На крик все повернулись в сторону деревни – деревня пылала общим костром. Все прощались со своим родным гнездом молча. По обочинам дороги грозно громыхали сапоги оккупантов. А люди всё шли и шли, казалось, дороги не было конца. Хотелось пить. И люди набирали с колеи грязную воду, и пили эту жижу. К Агафье Петровне подошёл сосед и сказал, что по возможности они будут убегать, пока нет вырубки леса. Она сильно расстроилась – как убежишь с тремя детьми.
– Капочка, вы с мальчиком Вовой постарайтесь сбежать самостоятельно, но вместе.
Но немцы заметили за ними неладное и приставили патруль. Их выручил молодой немец, который приходил попить молочка у Агафьи раньше, заняв разговорами патруль. А в это время они отстали и потом сбежали.
– Поторопитесь, скоро начнется вырубка, будет сложно убежать, – произнёс снова подошедший сосед. Колонна остановилась и долго не двигалась. Наступил вечер и вскоре ночь. Откуда ни возьмись во всё небо над дорогой нависла чёрная-пречёрная туча и люди оказались в тёмном туннеле – с боков лес, сверху туча. Когда колонна стала двигаться дальше, многие падали на бок прямо в гущу леса. И вот началась вырубка – надо торопиться пока темно. Лес теперь отступал на несколько метров от дороги.
– Доченька, как я тебя толкну, ты сразу беги в сторону и ложись лицом вниз, – сказала Агафья Верочке.

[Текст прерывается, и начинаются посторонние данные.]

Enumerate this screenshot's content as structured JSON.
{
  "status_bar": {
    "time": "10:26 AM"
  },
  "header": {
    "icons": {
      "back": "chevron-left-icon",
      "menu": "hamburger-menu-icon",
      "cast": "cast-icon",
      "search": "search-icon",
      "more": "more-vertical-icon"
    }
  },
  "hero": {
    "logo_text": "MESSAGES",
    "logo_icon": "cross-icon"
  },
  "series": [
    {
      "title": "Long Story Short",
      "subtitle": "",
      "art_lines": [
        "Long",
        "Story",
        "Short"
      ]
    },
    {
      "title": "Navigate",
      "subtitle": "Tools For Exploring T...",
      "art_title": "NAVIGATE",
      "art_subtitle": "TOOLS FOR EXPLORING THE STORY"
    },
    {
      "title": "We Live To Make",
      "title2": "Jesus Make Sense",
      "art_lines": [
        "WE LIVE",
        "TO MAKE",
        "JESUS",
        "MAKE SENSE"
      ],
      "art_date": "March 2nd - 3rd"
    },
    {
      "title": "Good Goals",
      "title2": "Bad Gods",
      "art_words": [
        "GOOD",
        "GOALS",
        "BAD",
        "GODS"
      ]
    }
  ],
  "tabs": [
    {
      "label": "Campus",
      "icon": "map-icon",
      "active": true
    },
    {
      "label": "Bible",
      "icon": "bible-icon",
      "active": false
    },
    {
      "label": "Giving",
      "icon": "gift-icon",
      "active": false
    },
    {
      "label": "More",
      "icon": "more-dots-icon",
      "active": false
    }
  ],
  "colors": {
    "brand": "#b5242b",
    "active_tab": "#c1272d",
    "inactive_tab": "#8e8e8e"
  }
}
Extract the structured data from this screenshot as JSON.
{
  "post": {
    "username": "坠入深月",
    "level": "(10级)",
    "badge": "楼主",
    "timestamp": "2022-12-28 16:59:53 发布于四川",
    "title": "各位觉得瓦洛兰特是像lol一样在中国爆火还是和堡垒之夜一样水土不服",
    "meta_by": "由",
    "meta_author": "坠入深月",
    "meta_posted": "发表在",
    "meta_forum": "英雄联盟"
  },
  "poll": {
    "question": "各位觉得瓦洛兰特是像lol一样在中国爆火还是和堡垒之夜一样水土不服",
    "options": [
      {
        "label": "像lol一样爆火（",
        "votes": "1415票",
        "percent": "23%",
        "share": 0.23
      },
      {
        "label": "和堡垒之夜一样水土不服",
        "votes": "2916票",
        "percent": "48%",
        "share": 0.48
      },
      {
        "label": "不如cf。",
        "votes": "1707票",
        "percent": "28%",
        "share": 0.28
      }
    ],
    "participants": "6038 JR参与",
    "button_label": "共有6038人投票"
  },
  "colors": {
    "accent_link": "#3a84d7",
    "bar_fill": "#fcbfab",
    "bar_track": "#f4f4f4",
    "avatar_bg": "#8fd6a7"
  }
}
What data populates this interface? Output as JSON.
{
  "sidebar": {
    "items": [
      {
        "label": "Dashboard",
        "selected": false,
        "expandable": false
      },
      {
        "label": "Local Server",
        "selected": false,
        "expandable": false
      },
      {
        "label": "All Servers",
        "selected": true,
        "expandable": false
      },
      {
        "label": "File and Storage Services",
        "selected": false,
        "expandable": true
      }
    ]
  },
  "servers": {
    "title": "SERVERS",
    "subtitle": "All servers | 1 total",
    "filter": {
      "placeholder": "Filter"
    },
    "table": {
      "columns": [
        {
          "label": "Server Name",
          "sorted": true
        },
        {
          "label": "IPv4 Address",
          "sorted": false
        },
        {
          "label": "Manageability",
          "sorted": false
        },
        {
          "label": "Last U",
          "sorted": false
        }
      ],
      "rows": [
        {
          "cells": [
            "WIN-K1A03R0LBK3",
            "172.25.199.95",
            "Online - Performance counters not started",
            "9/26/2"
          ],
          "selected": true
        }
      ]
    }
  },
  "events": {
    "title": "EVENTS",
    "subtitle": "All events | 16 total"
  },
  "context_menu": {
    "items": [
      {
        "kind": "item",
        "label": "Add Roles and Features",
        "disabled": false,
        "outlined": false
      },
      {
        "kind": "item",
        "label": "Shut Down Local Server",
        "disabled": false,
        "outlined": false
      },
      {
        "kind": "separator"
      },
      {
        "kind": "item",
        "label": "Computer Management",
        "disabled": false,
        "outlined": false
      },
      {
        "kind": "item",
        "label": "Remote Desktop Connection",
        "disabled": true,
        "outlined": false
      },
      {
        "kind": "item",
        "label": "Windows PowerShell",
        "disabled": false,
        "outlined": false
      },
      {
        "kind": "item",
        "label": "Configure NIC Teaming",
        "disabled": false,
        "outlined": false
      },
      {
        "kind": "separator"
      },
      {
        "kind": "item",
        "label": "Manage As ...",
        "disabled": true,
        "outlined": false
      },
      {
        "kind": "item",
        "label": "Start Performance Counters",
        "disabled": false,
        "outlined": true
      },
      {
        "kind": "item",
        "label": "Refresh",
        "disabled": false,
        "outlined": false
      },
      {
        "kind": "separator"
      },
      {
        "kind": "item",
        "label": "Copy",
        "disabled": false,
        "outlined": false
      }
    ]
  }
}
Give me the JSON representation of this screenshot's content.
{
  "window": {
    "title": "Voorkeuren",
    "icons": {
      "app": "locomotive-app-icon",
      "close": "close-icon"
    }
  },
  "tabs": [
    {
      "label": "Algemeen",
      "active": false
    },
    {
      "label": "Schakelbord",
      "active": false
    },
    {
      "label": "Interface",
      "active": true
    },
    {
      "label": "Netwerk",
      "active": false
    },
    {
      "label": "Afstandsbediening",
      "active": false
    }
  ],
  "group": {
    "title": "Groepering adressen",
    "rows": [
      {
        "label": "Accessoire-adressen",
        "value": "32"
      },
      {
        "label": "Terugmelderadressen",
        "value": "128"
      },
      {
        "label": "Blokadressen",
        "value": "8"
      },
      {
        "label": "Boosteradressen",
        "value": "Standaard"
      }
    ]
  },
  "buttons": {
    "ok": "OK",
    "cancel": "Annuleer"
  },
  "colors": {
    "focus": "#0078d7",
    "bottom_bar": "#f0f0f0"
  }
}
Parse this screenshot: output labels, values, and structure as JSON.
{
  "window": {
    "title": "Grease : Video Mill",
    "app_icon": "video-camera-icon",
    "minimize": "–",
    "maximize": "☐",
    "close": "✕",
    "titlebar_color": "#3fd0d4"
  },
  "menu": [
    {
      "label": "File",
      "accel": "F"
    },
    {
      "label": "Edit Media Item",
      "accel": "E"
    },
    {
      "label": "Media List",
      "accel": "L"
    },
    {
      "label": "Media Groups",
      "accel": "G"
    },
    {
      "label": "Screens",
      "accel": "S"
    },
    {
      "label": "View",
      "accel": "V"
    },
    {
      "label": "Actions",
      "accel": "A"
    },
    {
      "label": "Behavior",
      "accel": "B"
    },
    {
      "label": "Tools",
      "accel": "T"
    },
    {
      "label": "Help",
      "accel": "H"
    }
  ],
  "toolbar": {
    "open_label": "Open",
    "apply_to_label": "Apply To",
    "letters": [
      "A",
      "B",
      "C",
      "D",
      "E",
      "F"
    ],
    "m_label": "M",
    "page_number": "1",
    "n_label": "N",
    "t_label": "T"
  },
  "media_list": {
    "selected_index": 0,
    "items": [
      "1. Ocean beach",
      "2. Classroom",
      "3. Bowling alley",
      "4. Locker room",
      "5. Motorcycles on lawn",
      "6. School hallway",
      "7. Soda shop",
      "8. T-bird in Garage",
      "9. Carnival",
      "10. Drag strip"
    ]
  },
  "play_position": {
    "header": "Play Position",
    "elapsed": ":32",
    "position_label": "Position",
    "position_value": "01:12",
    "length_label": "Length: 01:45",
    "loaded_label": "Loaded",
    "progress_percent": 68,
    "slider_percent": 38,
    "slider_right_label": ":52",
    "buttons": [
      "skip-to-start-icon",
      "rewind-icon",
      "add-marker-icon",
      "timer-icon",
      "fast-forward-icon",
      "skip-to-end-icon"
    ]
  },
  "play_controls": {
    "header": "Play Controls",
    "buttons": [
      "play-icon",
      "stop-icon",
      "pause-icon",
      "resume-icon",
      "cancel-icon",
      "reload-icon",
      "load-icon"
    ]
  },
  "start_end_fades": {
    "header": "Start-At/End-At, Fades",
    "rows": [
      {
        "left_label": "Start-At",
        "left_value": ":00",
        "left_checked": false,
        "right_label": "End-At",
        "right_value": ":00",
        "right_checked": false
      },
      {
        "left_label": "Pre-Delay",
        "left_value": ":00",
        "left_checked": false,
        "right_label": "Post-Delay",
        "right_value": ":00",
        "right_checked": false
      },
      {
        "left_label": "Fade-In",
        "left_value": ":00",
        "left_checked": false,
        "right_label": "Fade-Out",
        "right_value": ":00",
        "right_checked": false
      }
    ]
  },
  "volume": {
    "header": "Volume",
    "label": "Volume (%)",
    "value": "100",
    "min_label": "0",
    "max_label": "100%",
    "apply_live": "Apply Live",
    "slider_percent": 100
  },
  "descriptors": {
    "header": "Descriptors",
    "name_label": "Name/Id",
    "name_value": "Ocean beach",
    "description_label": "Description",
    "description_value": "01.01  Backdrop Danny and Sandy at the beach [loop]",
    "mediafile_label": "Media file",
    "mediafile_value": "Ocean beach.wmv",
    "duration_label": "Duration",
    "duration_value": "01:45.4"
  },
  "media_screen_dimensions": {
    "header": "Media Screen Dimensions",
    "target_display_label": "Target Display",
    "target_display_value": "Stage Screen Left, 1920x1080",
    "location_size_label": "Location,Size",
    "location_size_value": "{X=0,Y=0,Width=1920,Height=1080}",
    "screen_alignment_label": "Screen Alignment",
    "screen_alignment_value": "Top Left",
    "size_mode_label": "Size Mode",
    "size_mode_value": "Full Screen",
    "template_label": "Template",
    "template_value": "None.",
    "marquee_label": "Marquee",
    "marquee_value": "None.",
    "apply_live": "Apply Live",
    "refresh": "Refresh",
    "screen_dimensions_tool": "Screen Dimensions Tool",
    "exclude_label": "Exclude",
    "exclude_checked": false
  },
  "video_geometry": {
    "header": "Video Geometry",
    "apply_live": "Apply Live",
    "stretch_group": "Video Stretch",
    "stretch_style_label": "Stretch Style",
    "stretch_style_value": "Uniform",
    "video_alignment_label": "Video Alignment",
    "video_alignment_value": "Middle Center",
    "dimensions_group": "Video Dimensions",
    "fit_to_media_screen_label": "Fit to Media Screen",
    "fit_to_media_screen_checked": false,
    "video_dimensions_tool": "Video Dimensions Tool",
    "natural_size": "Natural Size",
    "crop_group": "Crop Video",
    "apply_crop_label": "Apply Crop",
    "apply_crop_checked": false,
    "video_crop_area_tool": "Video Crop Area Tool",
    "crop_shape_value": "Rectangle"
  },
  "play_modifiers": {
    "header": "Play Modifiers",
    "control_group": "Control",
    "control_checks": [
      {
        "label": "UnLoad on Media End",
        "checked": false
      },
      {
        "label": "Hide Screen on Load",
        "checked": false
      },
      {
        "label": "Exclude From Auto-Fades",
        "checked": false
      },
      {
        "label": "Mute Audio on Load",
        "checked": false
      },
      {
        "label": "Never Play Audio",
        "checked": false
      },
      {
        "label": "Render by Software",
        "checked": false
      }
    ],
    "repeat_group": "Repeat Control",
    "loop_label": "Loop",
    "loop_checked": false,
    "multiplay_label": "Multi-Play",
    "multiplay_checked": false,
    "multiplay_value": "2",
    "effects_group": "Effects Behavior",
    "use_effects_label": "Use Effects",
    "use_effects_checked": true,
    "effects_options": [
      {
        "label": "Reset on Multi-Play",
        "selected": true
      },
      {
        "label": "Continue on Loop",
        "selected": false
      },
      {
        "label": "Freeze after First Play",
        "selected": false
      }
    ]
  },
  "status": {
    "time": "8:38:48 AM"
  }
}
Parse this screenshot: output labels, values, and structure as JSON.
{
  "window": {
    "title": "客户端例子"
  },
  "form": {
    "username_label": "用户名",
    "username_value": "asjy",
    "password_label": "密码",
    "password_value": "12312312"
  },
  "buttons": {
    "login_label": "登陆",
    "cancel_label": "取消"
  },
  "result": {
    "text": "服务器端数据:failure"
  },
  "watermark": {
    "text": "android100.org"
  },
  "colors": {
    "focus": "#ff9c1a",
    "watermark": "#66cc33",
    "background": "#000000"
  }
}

И вот она толкнула девочку, но та наткнулась на кучу песка. Мать срочно её отдернула, поставив на ноги. Идут дальше. Снова толкнула в непроглядную тьму Веру, и они втроём побежали по вырубке, сунулись лицом вниз и лежали так полчаса или час, ожидая в спину автоматную очередь. Стук сапог стал утихать и, наконец, всё стихло. Только в страхе громко стучали сердечки детей и матери.
– Теперь мы пойдём по лесу, чтобы не встретить немцев.
Вдруг услышали впереди разговор, прислушались, речь русская.
– Кто там? – спросила Агафья.
– Свои, – отозвались.
Так встретились люди, сбежавшие от фашистов, их односельчане. Уставшие с приключениями к утру добрались до своих жилищ, от которых остались одни трубы, возвышавшиеся как небоскрёбы. К ним нельзя было подходить, так как они могли обрушиться и задавить человека. Наступило ещё более тяжёлое время – где жить? что кушать? Была угроза, что немцы ещё могут возвратиться, т.к. они ещё были в Стругах Красных. На краю деревни остался один дом не сожжённый, в котором жили одни инвалиды, поражённые параличом и все во вшах. Вернувшиеся все ночевали на полу в этом доме и все заразились вшами. Вскоре люди обнаружили, что в соседней деревне Рожник остались целыми дома полицаев сбежавших с фашистами, и поселились в них по нескольку семей. Так семья Агафьи оказалась под крышей.